1680 :Claude François LANQUETIN dit "l'ainé"

cultivateur

1716 : Jacques François LANQUETIN dit "le jeune"

cultivateur

1752 : Claude François LANQUETIN

cultivateur

1801 : Sylvestre Félix LANQUETIN

entrepreneur de travaux d'art (= de travaux publics)

1836 : Ulysse LANQUETIN

horloger

1863 : Georges LANQUETIN

distillateur

1891 : Marcel LANQUETIN

préfet de la République

1935 : Georges LANQUETIN

médecin

 

Dans cette famille comme dans beaucoup d'autres, on a pris le fameux "ascenseur social" avec tous ses différents "étages". Voici, depuis le 14ième siècle, les professions pratiquées : cultivateurs (de 1390 à 1830) depuis l'origine des Longevilles (600 habitants), entrepreneur à JOUGNE (2000 habitants) vers 1860, artisan horloger à Pontarlier (8.000 habitants) vers 1880, commerçant vers 1910, préfet en 1937, médecin en 1963.

Trois figures se détachent plus nettement, tant par les métiers exercés que par le parcours : celle d'Ulysse LANQUETIN, horloger, celle de Georges LANQUETIN, distillateur d'absinthe, et celle de Marcel LANQUETIN, préfet.

 

Ulysse LANQUETIN (1836-1894)

Horloger

Il naît aux Longevilles Mont d'Or. A cette époque, on y vivait essentiellement de l'élevage et de la fabrication du fromage (comté, mont d'or), du travail du bois. L'hiver, on fabriquait autour du feu, à côté de l'étable, dans une pièce spécialement aménagée pour la mauvaise saison (le poële), des petits objets faciles à stocker sous le même toit que les animaux et le foin. L'horlogerie correspond parfaitement à cette activité saisonnière. Quand il faut quitter sa famille et le village, quand la famille est trop nombreuse pour les revenus de la ferme familiale (9 enfants chez Sylvestre Lanquetin !), il faut soit connaître un métier et l'apprendre chez un artisan, soit choisir les ordres religieux si l'on sait bien lire et écrire, soit s'engager dans l'armée. Ceux qui ont "tiré le mauvais numéro" partiront à l'armée pour sept ans …

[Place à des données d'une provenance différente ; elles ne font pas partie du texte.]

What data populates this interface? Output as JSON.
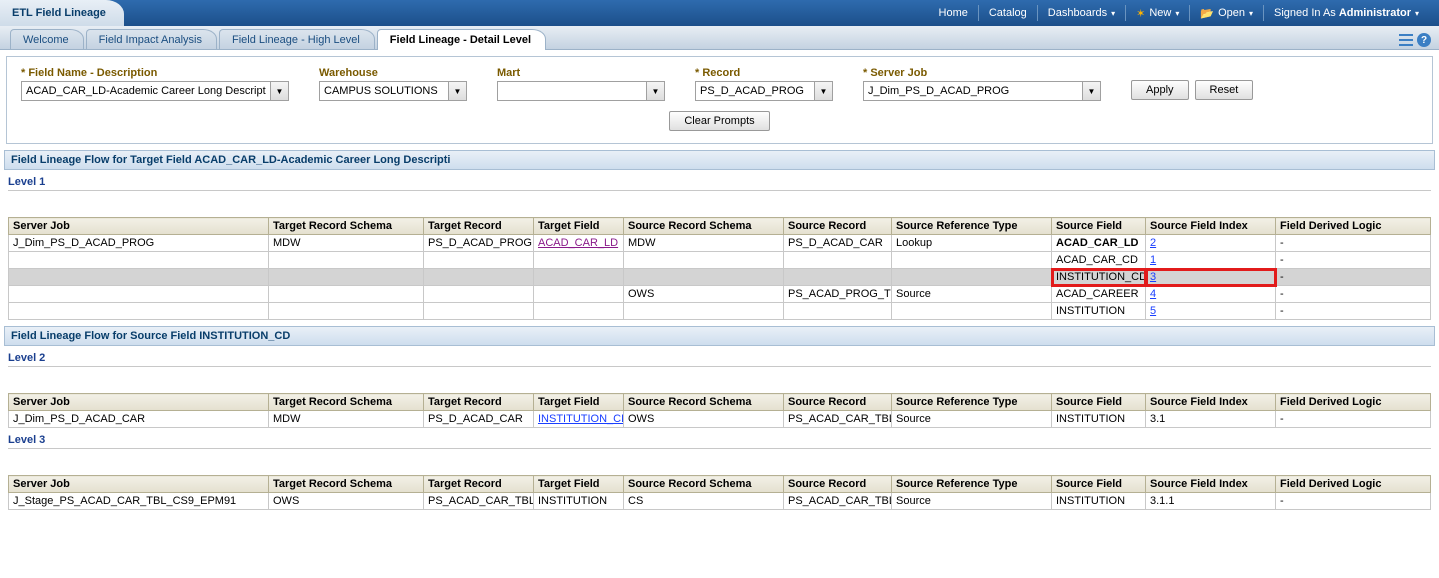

Ulysse choisit l'apprentissage de l'horlogerie. C'est l'époque du développement de cette industrie en SUISSE, dans les villes de La Chaux de Fonds, Travers, et de Morteau et Besançon en France. Il apprend le métier chez M.MINARY, horloger aux FOURGS (25). Comme souvent, l'apprenti épouse la fille du patron… Le père d'Ulysse avait déjà un peu pris "l'ascenseur social", puisque, de cultivateur, il était devenu "entrepreneur de travaux d'art". On dirait maintenant "de travaux publics". Cela ne pouvait déplaire à sa belle famille... Le jeune Ulysse habitait rue de la Gare à Pontarlier, à la même adresse que son frère Louis Séraphin, marchand de fromage, une autre profession bien franc-comtoise.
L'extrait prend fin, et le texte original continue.